En el fondo la tranquilidad reinante es el fruto de un sentimiento generalizado de frustración de gente que no ve perspectivas inmediatas y teme que una explosión las haga más difíciles. Es lo que observo y escucho cuando hablo con empresarios, profesionales y estudiantes. La gente siente que la prioridad oficial se centra en el tema de la construcción de escuelas en detrimento de otras áreas. No digo que ese sea el caso, sino lo que se percibe.

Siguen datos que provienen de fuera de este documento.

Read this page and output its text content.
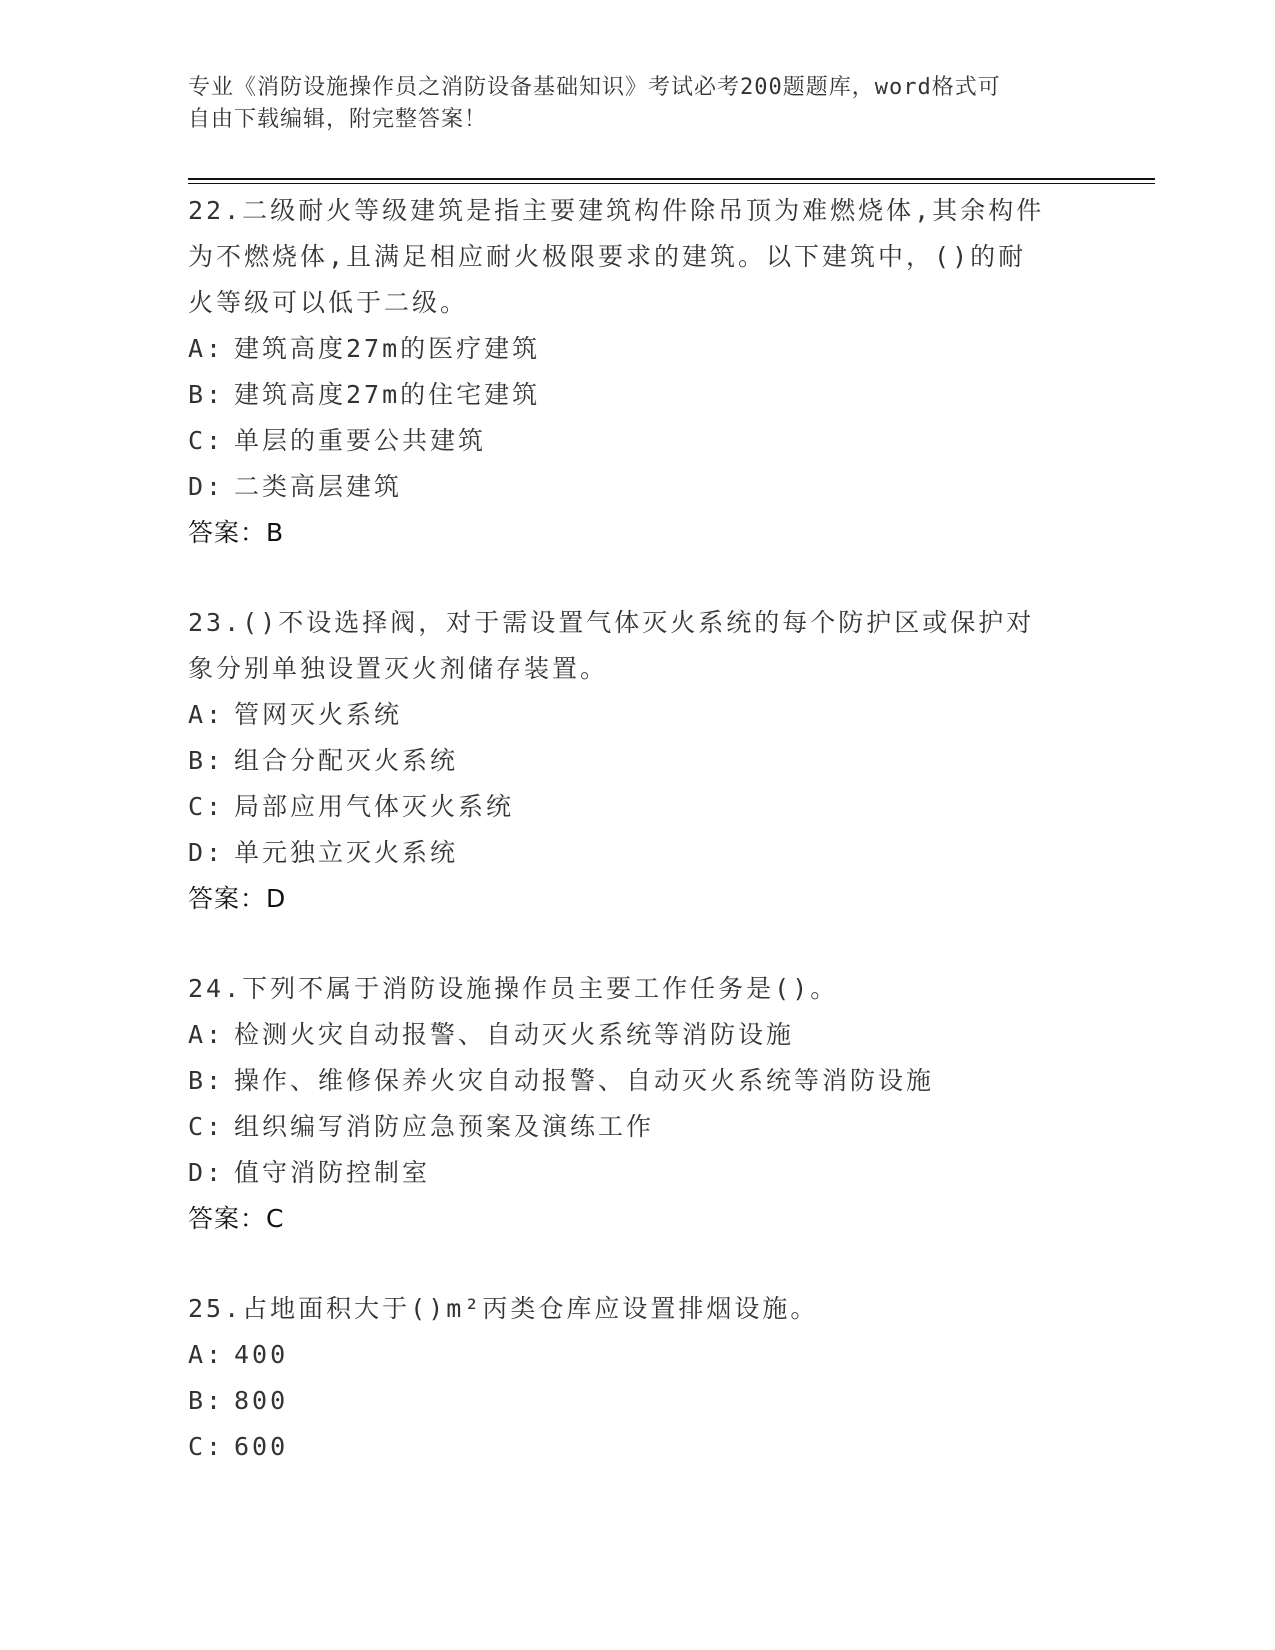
专业《消防设施操作员之消防设备基础知识》考试必考200题题库，word格式可
自由下载编辑，附完整答案！
22.二级耐火等级建筑是指主要建筑构件除吊顶为难燃烧体,其余构件
为不燃烧体,且满足相应耐火极限要求的建筑。以下建筑中，()的耐
火等级可以低于二级。
A: 建筑高度27m的医疗建筑
B: 建筑高度27m的住宅建筑
C: 单层的重要公共建筑
D: 二类高层建筑
答案：B
23.()不设选择阀，对于需设置气体灭火系统的每个防护区或保护对
象分别单独设置灭火剂储存装置。
A: 管网灭火系统
B: 组合分配灭火系统
C: 局部应用气体灭火系统
D: 单元独立灭火系统
答案：D
24.下列不属于消防设施操作员主要工作任务是()。
A: 检测火灾自动报警、自动灭火系统等消防设施
B: 操作、维修保养火灾自动报警、自动灭火系统等消防设施
C: 组织编写消防应急预案及演练工作
D: 值守消防控制室
答案：C
25.占地面积大于()m²丙类仓库应设置排烟设施。
A: 400
B: 800
C: 600
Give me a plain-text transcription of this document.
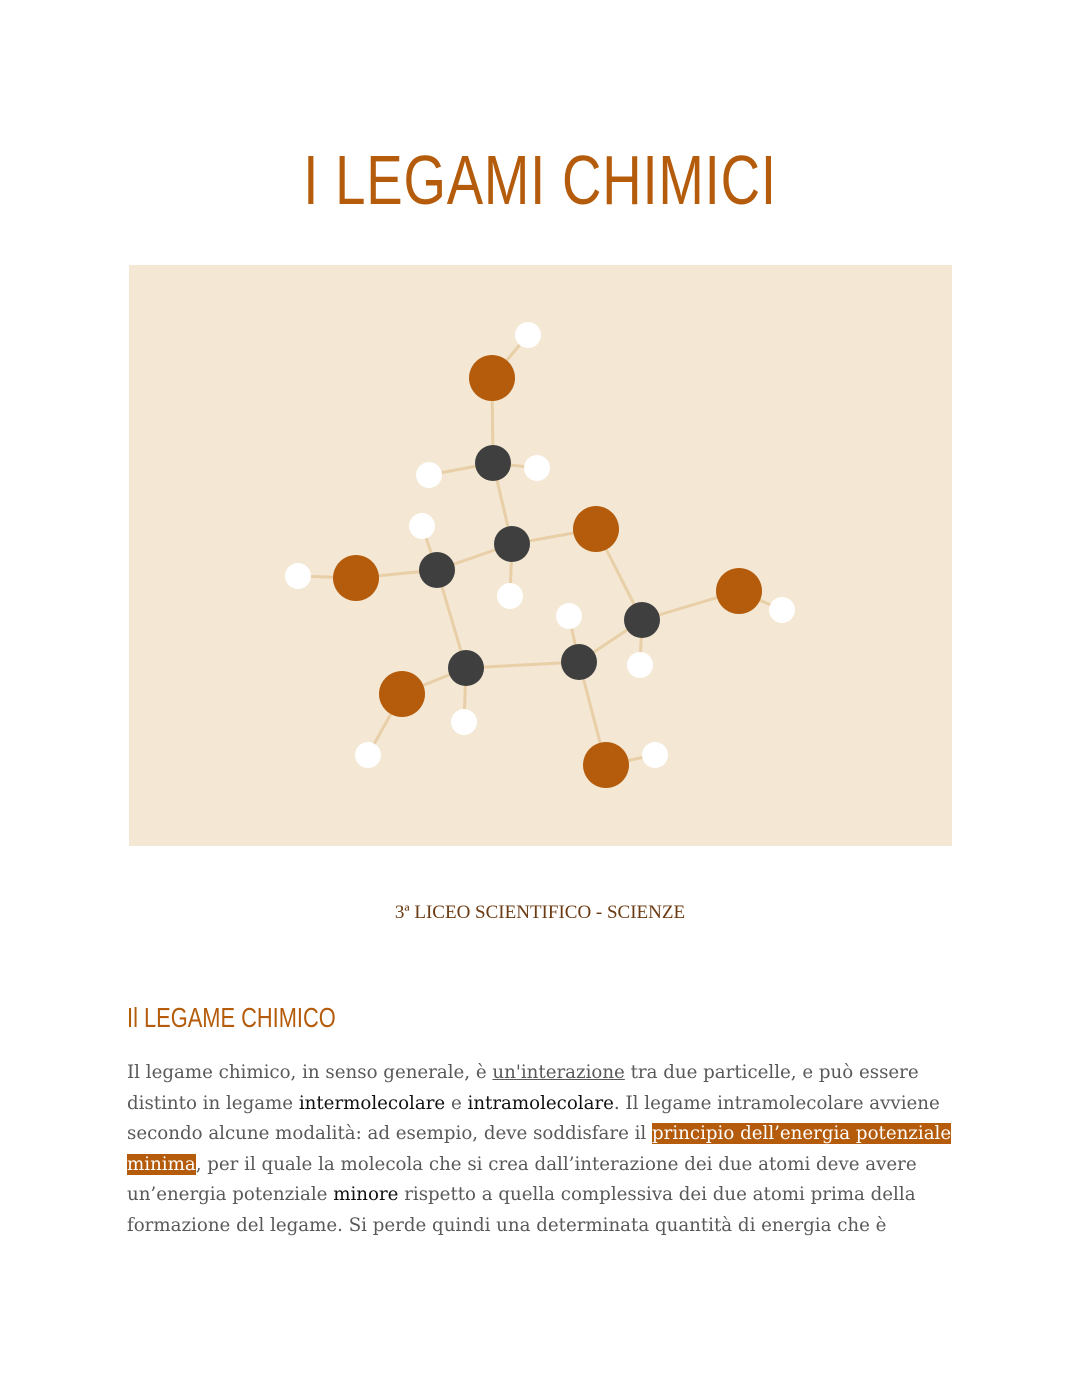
I LEGAMI CHIMICI

3ª LICEO SCIENTIFICO - SCIENZE

Il LEGAME CHIMICO

Il legame chimico, in senso generale, è un'interazione tra due particelle, e può essere distinto in legame intermolecolare e intramolecolare. Il legame intramolecolare avviene secondo alcune modalità: ad esempio, deve soddisfare il principio dell’energia potenziale minima, per il quale la molecola che si crea dall’interazione dei due atomi deve avere un’energia potenziale minore rispetto a quella complessiva dei due atomi prima della formazione del legame. Si perde quindi una determinata quantità di energia che è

Algunas poblaciones sufren de un fuerte apagón de ánimo. Un ejemplo vivo es Bonao y toda la provincia Monseñor Nouel por la paralización temporal de la actividad minera que los diputados y senadores harán permanentes, sin tomar en cuenta su grave efecto social, añadiendo con ello un elemento más de desasosiego. No puedo imaginarme qué pasaría si todos esos empleos definitivamente se perdieran. Hay que reactivar la economía, ampliar los incentivos al sector privado para sacar al país de una parálisis que el buen momento presidencial no permite apreciar en toda su magnitud.
Como crítico del poder que siempre he sido con toda seguridad esta reflexión pase como una sombra sobre un muro. El Presidente sabe bien que voté en su contra y eso no ha cambiado, pero su gestión ha sido, a pesar de las limitaciones conocidas, un cambio de calidad y decencia frente a lo que había y lamentaría que se viera obligado a pagar deudas políticas ajenas, porque él cae bien y agrada a la gente.